For determination of the NOEC the approaches recommended in the OECD guideline 201 were used. An effect was considered to be significant if statistical analysis of the data obtained for the test concentrations compared with those obtained in the negative control revealed significant inhibition of growth rate or inhibition of yield (Two-sample t-test Procedure, α=0.05, one-sided, smaller).

The ECx-values could not be determined because the observed effects were below 10%.

ToxRat Professional v 3.2.1 (ToxRat Solutions® GmbH, Germany) was used to perform the analysis.

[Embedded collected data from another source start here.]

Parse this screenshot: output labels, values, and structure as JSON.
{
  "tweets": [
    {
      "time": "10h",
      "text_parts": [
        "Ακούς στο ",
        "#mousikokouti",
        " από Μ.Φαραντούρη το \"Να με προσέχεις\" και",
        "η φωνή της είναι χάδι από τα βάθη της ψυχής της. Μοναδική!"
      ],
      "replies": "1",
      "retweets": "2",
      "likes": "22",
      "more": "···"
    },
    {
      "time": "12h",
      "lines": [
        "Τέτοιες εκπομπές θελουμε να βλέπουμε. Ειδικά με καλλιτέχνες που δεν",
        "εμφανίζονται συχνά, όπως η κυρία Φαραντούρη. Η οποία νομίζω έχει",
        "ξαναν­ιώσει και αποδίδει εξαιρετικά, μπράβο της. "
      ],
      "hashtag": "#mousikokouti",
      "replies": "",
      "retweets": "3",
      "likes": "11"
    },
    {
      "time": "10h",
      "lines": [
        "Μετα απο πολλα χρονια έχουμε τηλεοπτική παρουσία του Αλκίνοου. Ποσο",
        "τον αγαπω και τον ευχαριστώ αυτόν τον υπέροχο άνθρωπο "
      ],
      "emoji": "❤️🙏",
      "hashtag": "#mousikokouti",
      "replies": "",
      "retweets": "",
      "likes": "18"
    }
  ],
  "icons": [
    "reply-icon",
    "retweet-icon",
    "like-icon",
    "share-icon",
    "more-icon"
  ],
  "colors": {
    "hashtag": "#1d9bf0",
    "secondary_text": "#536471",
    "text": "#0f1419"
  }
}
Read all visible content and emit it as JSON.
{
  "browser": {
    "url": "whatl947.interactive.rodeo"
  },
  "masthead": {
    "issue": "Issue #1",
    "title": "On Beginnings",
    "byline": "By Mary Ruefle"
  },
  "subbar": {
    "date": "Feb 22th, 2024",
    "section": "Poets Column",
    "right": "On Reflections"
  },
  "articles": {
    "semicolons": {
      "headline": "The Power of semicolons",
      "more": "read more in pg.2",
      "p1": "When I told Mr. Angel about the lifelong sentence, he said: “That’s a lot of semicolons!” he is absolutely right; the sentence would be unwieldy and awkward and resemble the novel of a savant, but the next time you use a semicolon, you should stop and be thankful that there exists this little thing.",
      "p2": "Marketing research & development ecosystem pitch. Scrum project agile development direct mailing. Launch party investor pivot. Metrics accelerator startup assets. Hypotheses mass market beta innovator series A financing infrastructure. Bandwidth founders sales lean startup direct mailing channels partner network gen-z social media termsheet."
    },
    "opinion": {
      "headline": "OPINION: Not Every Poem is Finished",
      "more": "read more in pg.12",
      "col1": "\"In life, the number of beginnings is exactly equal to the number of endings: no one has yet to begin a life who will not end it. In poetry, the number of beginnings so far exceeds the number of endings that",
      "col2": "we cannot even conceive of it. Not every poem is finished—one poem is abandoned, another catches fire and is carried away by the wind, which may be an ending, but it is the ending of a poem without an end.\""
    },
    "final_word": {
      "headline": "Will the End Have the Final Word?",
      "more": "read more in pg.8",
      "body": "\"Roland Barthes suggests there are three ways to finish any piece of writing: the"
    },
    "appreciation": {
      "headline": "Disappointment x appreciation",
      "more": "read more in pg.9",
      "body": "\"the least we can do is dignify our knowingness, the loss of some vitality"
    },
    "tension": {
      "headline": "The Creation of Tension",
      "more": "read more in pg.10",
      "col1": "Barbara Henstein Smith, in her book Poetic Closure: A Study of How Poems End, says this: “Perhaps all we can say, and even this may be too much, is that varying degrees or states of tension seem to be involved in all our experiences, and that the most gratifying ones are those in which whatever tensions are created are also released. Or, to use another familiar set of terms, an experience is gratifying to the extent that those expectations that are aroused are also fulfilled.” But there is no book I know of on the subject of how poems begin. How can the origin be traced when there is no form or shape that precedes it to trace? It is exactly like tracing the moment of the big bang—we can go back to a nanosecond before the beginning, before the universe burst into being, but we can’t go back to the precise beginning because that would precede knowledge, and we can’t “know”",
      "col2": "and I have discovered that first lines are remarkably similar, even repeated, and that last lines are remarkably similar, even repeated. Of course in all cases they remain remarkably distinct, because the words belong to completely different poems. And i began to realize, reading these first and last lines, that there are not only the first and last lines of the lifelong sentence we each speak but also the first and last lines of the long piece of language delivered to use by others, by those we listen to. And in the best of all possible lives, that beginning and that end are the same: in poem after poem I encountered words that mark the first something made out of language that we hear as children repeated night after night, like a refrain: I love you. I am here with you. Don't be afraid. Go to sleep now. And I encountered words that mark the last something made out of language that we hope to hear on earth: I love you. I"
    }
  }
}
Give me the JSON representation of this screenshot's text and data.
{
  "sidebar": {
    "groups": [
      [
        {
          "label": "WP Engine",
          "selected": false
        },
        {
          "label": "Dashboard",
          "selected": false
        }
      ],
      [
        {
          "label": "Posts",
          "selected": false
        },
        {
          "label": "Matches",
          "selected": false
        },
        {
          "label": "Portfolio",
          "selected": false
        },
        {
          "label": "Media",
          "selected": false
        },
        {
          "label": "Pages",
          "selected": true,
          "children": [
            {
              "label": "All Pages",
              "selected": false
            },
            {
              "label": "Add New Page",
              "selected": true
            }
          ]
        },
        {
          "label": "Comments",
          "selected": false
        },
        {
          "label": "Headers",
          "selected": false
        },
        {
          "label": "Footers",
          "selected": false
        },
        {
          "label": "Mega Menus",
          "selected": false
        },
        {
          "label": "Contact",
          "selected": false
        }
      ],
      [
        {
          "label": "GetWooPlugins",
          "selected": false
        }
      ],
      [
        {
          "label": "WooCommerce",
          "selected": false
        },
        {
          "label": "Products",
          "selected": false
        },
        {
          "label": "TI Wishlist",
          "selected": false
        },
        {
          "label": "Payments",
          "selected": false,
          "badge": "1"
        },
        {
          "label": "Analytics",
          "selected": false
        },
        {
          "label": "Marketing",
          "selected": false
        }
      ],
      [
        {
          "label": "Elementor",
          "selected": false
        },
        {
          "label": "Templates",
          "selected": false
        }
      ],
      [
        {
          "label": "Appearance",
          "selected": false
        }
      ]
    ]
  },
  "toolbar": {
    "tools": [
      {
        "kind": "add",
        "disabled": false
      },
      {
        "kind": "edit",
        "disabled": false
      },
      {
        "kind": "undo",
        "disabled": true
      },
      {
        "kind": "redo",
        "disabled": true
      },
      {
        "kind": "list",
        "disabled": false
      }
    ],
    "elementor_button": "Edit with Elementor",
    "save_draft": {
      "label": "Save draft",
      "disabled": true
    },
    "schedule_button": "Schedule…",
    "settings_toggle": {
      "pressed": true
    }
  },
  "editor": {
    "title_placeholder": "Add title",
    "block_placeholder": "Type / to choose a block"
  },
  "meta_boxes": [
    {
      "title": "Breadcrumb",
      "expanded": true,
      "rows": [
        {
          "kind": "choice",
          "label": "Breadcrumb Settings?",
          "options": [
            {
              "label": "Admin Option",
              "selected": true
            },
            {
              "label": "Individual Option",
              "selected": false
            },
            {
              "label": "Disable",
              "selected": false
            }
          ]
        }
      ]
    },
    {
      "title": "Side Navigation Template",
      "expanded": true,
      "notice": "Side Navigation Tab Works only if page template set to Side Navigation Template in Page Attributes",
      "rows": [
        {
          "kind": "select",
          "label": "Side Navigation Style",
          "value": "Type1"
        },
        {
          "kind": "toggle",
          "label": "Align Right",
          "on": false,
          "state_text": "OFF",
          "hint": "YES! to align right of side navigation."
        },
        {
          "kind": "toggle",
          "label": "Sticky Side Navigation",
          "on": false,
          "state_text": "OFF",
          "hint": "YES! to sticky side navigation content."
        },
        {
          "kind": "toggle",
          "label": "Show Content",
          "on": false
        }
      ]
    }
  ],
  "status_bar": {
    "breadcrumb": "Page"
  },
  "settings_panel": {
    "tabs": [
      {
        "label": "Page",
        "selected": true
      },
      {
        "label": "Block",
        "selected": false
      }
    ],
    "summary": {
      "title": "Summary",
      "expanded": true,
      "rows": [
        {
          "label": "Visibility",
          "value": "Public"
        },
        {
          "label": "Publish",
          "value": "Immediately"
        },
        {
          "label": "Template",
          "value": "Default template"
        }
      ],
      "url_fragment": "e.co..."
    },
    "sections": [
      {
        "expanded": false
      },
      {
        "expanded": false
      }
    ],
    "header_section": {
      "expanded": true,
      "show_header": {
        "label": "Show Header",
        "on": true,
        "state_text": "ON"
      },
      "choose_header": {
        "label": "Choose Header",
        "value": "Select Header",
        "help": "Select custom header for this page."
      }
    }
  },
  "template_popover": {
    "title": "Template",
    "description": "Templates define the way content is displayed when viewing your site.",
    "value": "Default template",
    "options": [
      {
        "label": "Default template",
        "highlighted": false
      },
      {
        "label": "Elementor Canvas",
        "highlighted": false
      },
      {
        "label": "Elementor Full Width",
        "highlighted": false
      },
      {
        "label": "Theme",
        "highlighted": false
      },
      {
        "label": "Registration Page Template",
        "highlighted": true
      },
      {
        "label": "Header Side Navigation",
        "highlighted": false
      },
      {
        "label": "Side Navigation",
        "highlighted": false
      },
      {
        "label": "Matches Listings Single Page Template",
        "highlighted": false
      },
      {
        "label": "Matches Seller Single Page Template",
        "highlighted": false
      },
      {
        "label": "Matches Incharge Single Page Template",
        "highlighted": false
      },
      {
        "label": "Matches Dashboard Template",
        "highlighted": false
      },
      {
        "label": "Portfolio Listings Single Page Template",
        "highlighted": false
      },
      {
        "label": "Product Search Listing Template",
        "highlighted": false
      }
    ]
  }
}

Applicant's summary and conclusion

Validity criteria fulfilled:

yes

Conclusions:

In conclusion, under the conditions of the present study with Raphidocelis subcapitata (formerly known as Pseudokirchneriella subcapitata), no biologically relevant inhibition of growth rate and yield was recorded at the maximum concentration of 1,4-dioxan-2-one (PDO monomer) tested.
The 72h-EC50 for growth rate inhibition (ERC50) was beyond the maximum concentration tested, i.e. exceeded a nominal concentration of 100 mg/L.
The 72h-EC50 for yield inhibition (EYC50) was beyond the maximum concentration tested, i.e. exceeded a nominal concentration of 100 mg/L.
The 72h-NOEC for growth rate inhibition was lower than a nominal concentration of 100 mg/L based on statistical significance and was set at a nominal concentration of 100 mg/L based on biological relevance.
The 72h-NOEC for yield inhibition was lower than a nominal concentration of 100 mg/L based on statistical significance and was set at a nominal concentration of 100 mg/L based on biological relevance.